To listen to the full episode click here.
The Incident and Its Aftermath
The CrowdStrike update, which was intended to enhance security, instead caused widespread system failures. Initial reactions ranged from panic to speculation about potential cyberattacks. However, as the dust settled, it became clear that the root cause was much simpler and all too familiar to those in the tech industry: a coding error, possibly even a typo, that slipped through the cracks of the company’s quality assurance process.
Rich Fregosa of Fregosa Design noted, “It was kind of a computer science 101 that everybody went, ‘Whoops, they got complacent.'” This complacency, potentially driven by time pressures, budget constraints, or overconfidence, led to a cascading failure that affected systems globally.
Lessons for the AV Industry
While the scale of the CrowdStrike incident far exceeds typical AV projects, the underlying issues are remarkably similar to challenges faced in our industry. Here are key takeaways for AV professionals:
- Thorough Testing is Crucial: Paul Konikowski from Cronos emphasized the importance of comprehensive testing, including trying to “break your own program” and considering potential “bad actor” scenarios.
- Challenge Leadership When Necessary: James King from UNLV stressed the importance of pushing back against unrealistic deadlines or pressure to release untested updates. “It is our job to challenge leadership,” he stated, emphasizing the need to prioritize thorough vetting over rushed deadlines.
- Implement Gradual Rollouts: The podcast discussion highlighted the importance of phased implementations. Instead of updating all systems simultaneously, consider a staged approach to minimize potential damage.
- Maintain Backup Systems: While not always feasible, having backup systems or the ability to quickly revert changes can be crucial in mitigating the impact of failed updates.
- Document Everything: Proper documentation of system configurations, code versions, and update processes is essential for troubleshooting and maintaining system integrity over time.
- Consider the Risks of Standardization: While standardization can streamline operations, it also increases vulnerability to widespread failures. Balance the benefits of uniformity with the need for resilience.
- Prepare for Failure: As Rich Fregosa pointed out, “It is not a matter of if, it’s a matter of when.” Having a plan in place for when things go wrong is as important as trying to prevent failures in the first place.
The Role of AV Professionals
The CrowdStrike incident underscores the critical role that AV professionals play in maintaining system integrity and reliability.

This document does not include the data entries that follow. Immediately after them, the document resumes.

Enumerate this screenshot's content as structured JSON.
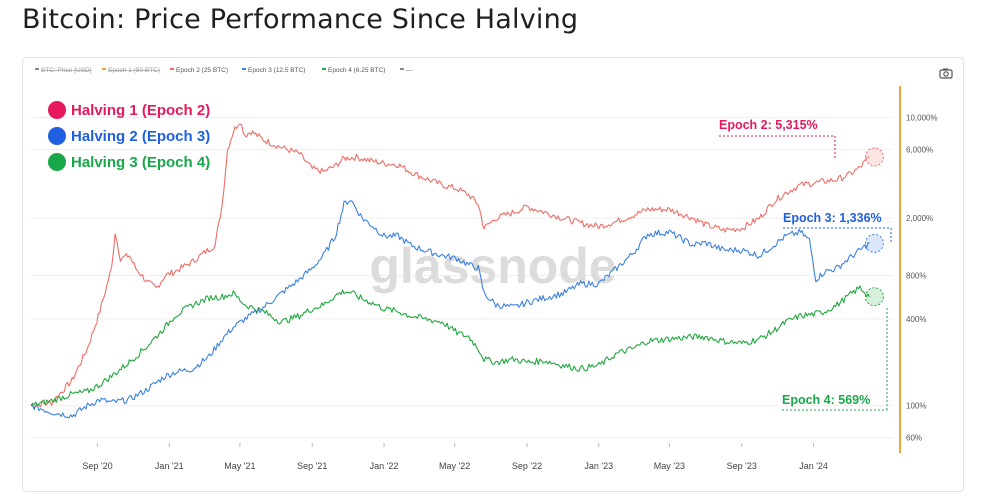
{
  "title": "Bitcoin: Price Performance Since Halving",
  "watermark": "glassnode",
  "camera_icon": "camera-icon",
  "legend_top": [
    {
      "label": "BTC: Price [USD]",
      "color": "#888888",
      "struck": true
    },
    {
      "label": "Epoch 1 (50 BTC)",
      "color": "#f2a33a",
      "struck": true
    },
    {
      "label": "Epoch 2 (25 BTC)",
      "color": "#ee6e67",
      "struck": false
    },
    {
      "label": "Epoch 3 (12.5 BTC)",
      "color": "#3b82e0",
      "struck": false
    },
    {
      "label": "Epoch 4 (6.25 BTC)",
      "color": "#22a840",
      "struck": false
    },
    {
      "label": "---",
      "color": "#888888",
      "struck": false
    }
  ],
  "legend_main": [
    {
      "label": "Halving 1 (Epoch 2)",
      "color": "#e5195b"
    },
    {
      "label": "Halving 2 (Epoch 3)",
      "color": "#1f5fe0"
    },
    {
      "label": "Halving 3 (Epoch 4)",
      "color": "#18a84a"
    }
  ],
  "callouts": [
    {
      "label": "Epoch 2: 5,315%",
      "color": "#e5195b"
    },
    {
      "label": "Epoch 3: 1,336%",
      "color": "#1f5fe0"
    },
    {
      "label": "Epoch 4: 569%",
      "color": "#18a84a"
    }
  ],
  "chart_data": {
    "type": "line",
    "title": "Bitcoin: Price Performance Since Halving",
    "y_scale": "log",
    "y_ticks": [
      "10,000%",
      "6,000%",
      "2,000%",
      "800%",
      "400%",
      "100%",
      "60%"
    ],
    "y_tick_values": [
      10000,
      6000,
      2000,
      800,
      400,
      100,
      60
    ],
    "x_ticks": [
      "Sep '20",
      "Jan '21",
      "May '21",
      "Sep '21",
      "Jan '22",
      "May '22",
      "Sep '22",
      "Jan '23",
      "May '23",
      "Sep '23",
      "Jan '24"
    ],
    "x_tick_values": [
      "2020-09-01",
      "2021-01-01",
      "2021-05-01",
      "2021-09-01",
      "2022-01-01",
      "2022-05-01",
      "2022-09-01",
      "2023-01-01",
      "2023-05-01",
      "2023-09-01",
      "2024-01-01"
    ],
    "x_range": [
      "2020-05-11",
      "2024-05-15"
    ],
    "ylim": [
      55,
      16000
    ],
    "series": [
      {
        "name": "Epoch 2 (25 BTC)",
        "color": "#ee6e67",
        "points": [
          [
            "2020-05-11",
            100
          ],
          [
            "2020-06-15",
            105
          ],
          [
            "2020-07-20",
            150
          ],
          [
            "2020-08-15",
            250
          ],
          [
            "2020-09-05",
            450
          ],
          [
            "2020-09-25",
            900
          ],
          [
            "2020-10-01",
            1600
          ],
          [
            "2020-10-10",
            1050
          ],
          [
            "2020-10-25",
            1100
          ],
          [
            "2020-11-05",
            900
          ],
          [
            "2020-11-25",
            720
          ],
          [
            "2020-12-10",
            650
          ],
          [
            "2020-12-25",
            800
          ],
          [
            "2021-01-10",
            850
          ],
          [
            "2021-02-10",
            1000
          ],
          [
            "2021-03-01",
            1150
          ],
          [
            "2021-03-20",
            1300
          ],
          [
            "2021-04-01",
            2500
          ],
          [
            "2021-04-10",
            6000
          ],
          [
            "2021-04-20",
            8000
          ],
          [
            "2021-05-01",
            9500
          ],
          [
            "2021-05-10",
            7500
          ],
          [
            "2021-05-20",
            8000
          ],
          [
            "2021-06-10",
            7000
          ],
          [
            "2021-07-10",
            6200
          ],
          [
            "2021-08-10",
            5600
          ],
          [
            "2021-09-01",
            4400
          ],
          [
            "2021-09-20",
            4200
          ],
          [
            "2021-10-10",
            4600
          ],
          [
            "2021-10-25",
            5200
          ],
          [
            "2021-11-15",
            5300
          ],
          [
            "2021-12-10",
            5000
          ],
          [
            "2022-01-01",
            4800
          ],
          [
            "2022-01-25",
            4700
          ],
          [
            "2022-02-15",
            4200
          ],
          [
            "2022-03-10",
            3800
          ],
          [
            "2022-04-10",
            3400
          ],
          [
            "2022-05-05",
            3200
          ],
          [
            "2022-05-25",
            2900
          ],
          [
            "2022-06-10",
            2500
          ],
          [
            "2022-06-20",
            1700
          ],
          [
            "2022-07-10",
            2000
          ],
          [
            "2022-08-10",
            2200
          ],
          [
            "2022-09-01",
            2400
          ],
          [
            "2022-10-01",
            2200
          ],
          [
            "2022-11-01",
            2000
          ],
          [
            "2022-12-01",
            1850
          ],
          [
            "2023-01-01",
            1750
          ],
          [
            "2023-02-01",
            1900
          ],
          [
            "2023-03-01",
            2100
          ],
          [
            "2023-03-25",
            2300
          ],
          [
            "2023-05-01",
            2300
          ],
          [
            "2023-06-10",
            2000
          ],
          [
            "2023-07-01",
            1800
          ],
          [
            "2023-08-01",
            1650
          ],
          [
            "2023-09-01",
            1700
          ],
          [
            "2023-10-01",
            2000
          ],
          [
            "2023-10-25",
            2600
          ],
          [
            "2023-11-15",
            3000
          ],
          [
            "2023-12-10",
            3400
          ],
          [
            "2024-01-01",
            3500
          ],
          [
            "2024-01-20",
            3600
          ],
          [
            "2024-02-10",
            3700
          ],
          [
            "2024-03-01",
            4000
          ],
          [
            "2024-03-20",
            4500
          ],
          [
            "2024-04-05",
            5315
          ]
        ]
      },
      {
        "name": "Epoch 3 (12.5 BTC)",
        "color": "#3b82e0",
        "points": [
          [
            "2020-05-11",
            100
          ],
          [
            "2020-06-15",
            90
          ],
          [
            "2020-07-20",
            85
          ],
          [
            "2020-08-15",
            100
          ],
          [
            "2020-09-05",
            110
          ],
          [
            "2020-09-25",
            105
          ],
          [
            "2020-10-25",
            110
          ],
          [
            "2020-11-25",
            130
          ],
          [
            "2020-12-25",
            160
          ],
          [
            "2021-01-10",
            170
          ],
          [
            "2021-02-10",
            180
          ],
          [
            "2021-03-10",
            220
          ],
          [
            "2021-04-01",
            290
          ],
          [
            "2021-04-20",
            350
          ],
          [
            "2021-05-10",
            400
          ],
          [
            "2021-06-10",
            480
          ],
          [
            "2021-07-10",
            600
          ],
          [
            "2021-08-10",
            750
          ],
          [
            "2021-09-01",
            900
          ],
          [
            "2021-09-20",
            1100
          ],
          [
            "2021-10-10",
            1500
          ],
          [
            "2021-10-25",
            2500
          ],
          [
            "2021-11-05",
            2700
          ],
          [
            "2021-11-25",
            2000
          ],
          [
            "2021-12-10",
            1800
          ],
          [
            "2022-01-01",
            1500
          ],
          [
            "2022-01-25",
            1500
          ],
          [
            "2022-02-15",
            1300
          ],
          [
            "2022-03-10",
            1200
          ],
          [
            "2022-04-10",
            1100
          ],
          [
            "2022-05-05",
            1050
          ],
          [
            "2022-05-25",
            950
          ],
          [
            "2022-06-10",
            900
          ],
          [
            "2022-06-20",
            600
          ],
          [
            "2022-07-10",
            500
          ],
          [
            "2022-08-10",
            480
          ],
          [
            "2022-09-01",
            520
          ],
          [
            "2022-10-01",
            560
          ],
          [
            "2022-11-01",
            600
          ],
          [
            "2022-12-01",
            700
          ],
          [
            "2023-01-01",
            700
          ],
          [
            "2023-02-01",
            900
          ],
          [
            "2023-03-01",
            1150
          ],
          [
            "2023-03-25",
            1550
          ],
          [
            "2023-05-01",
            1600
          ],
          [
            "2023-06-10",
            1300
          ],
          [
            "2023-07-01",
            1350
          ],
          [
            "2023-08-01",
            1200
          ],
          [
            "2023-09-01",
            1200
          ],
          [
            "2023-10-01",
            1100
          ],
          [
            "2023-10-25",
            1300
          ],
          [
            "2023-11-15",
            1500
          ],
          [
            "2023-12-10",
            1600
          ],
          [
            "2023-12-25",
            1400
          ],
          [
            "2024-01-05",
            750
          ],
          [
            "2024-01-20",
            850
          ],
          [
            "2024-02-10",
            900
          ],
          [
            "2024-03-01",
            1050
          ],
          [
            "2024-03-20",
            1200
          ],
          [
            "2024-04-05",
            1336
          ]
        ]
      },
      {
        "name": "Epoch 4 (6.25 BTC)",
        "color": "#22a840",
        "points": [
          [
            "2020-05-11",
            100
          ],
          [
            "2020-06-15",
            108
          ],
          [
            "2020-07-20",
            120
          ],
          [
            "2020-08-15",
            125
          ],
          [
            "2020-09-05",
            140
          ],
          [
            "2020-09-25",
            160
          ],
          [
            "2020-10-25",
            200
          ],
          [
            "2020-11-25",
            260
          ],
          [
            "2020-12-25",
            350
          ],
          [
            "2021-01-10",
            420
          ],
          [
            "2021-02-10",
            500
          ],
          [
            "2021-03-10",
            560
          ],
          [
            "2021-04-01",
            570
          ],
          [
            "2021-04-20",
            600
          ],
          [
            "2021-05-10",
            500
          ],
          [
            "2021-06-10",
            450
          ],
          [
            "2021-07-10",
            380
          ],
          [
            "2021-08-10",
            420
          ],
          [
            "2021-09-01",
            470
          ],
          [
            "2021-09-20",
            500
          ],
          [
            "2021-10-10",
            580
          ],
          [
            "2021-10-25",
            620
          ],
          [
            "2021-11-05",
            610
          ],
          [
            "2021-11-25",
            550
          ],
          [
            "2021-12-10",
            520
          ],
          [
            "2022-01-01",
            470
          ],
          [
            "2022-01-25",
            450
          ],
          [
            "2022-02-15",
            420
          ],
          [
            "2022-03-10",
            400
          ],
          [
            "2022-04-10",
            380
          ],
          [
            "2022-05-05",
            320
          ],
          [
            "2022-05-25",
            300
          ],
          [
            "2022-06-10",
            250
          ],
          [
            "2022-06-20",
            210
          ],
          [
            "2022-07-10",
            200
          ],
          [
            "2022-08-10",
            210
          ],
          [
            "2022-09-01",
            200
          ],
          [
            "2022-10-01",
            205
          ],
          [
            "2022-11-01",
            190
          ],
          [
            "2022-12-01",
            180
          ],
          [
            "2023-01-01",
            190
          ],
          [
            "2023-02-01",
            230
          ],
          [
            "2023-03-01",
            250
          ],
          [
            "2023-03-25",
            280
          ],
          [
            "2023-05-01",
            290
          ],
          [
            "2023-06-10",
            300
          ],
          [
            "2023-07-01",
            300
          ],
          [
            "2023-08-01",
            280
          ],
          [
            "2023-09-01",
            270
          ],
          [
            "2023-10-01",
            290
          ],
          [
            "2023-10-25",
            330
          ],
          [
            "2023-11-15",
            380
          ],
          [
            "2023-12-10",
            420
          ],
          [
            "2024-01-01",
            430
          ],
          [
            "2024-01-20",
            450
          ],
          [
            "2024-02-10",
            500
          ],
          [
            "2024-03-01",
            580
          ],
          [
            "2024-03-20",
            660
          ],
          [
            "2024-04-05",
            569
          ]
        ]
      }
    ]
  }
}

It’s not just about writing code or installing equipment; it’s about being a trusted advisor who can anticipate potential issues and proactively address them.
Steve Greenblatt of Control Concepts raised an important question about whether it’s time for the AV industry to “grow up a little bit” by implementing more rigorous project requirements, including comprehensive test plans and update strategies.
Prepare
The CrowdStrike outage serves as a sobering reminder of the fragility of our technological infrastructure and the far-reaching consequences of even small errors. For AV professionals, it reinforces the need for diligence, thorough testing, and a commitment to best practices in software development and system implementation.
As our industry continues to evolve and integrate more deeply with IT systems, the lessons from this incident become increasingly relevant. By prioritizing thorough testing, gradual rollouts, and robust backup plans, AV professionals can help ensure the reliability and resilience of the systems they design and maintain.
In the end, as Rich Fregosa aptly put it, becoming a respected professional in the AV industry is about more than technical skills—it’s about “the ability to advise and be proactive and protect your clients from themselves.” This incident serves as a powerful reminder of that responsibility.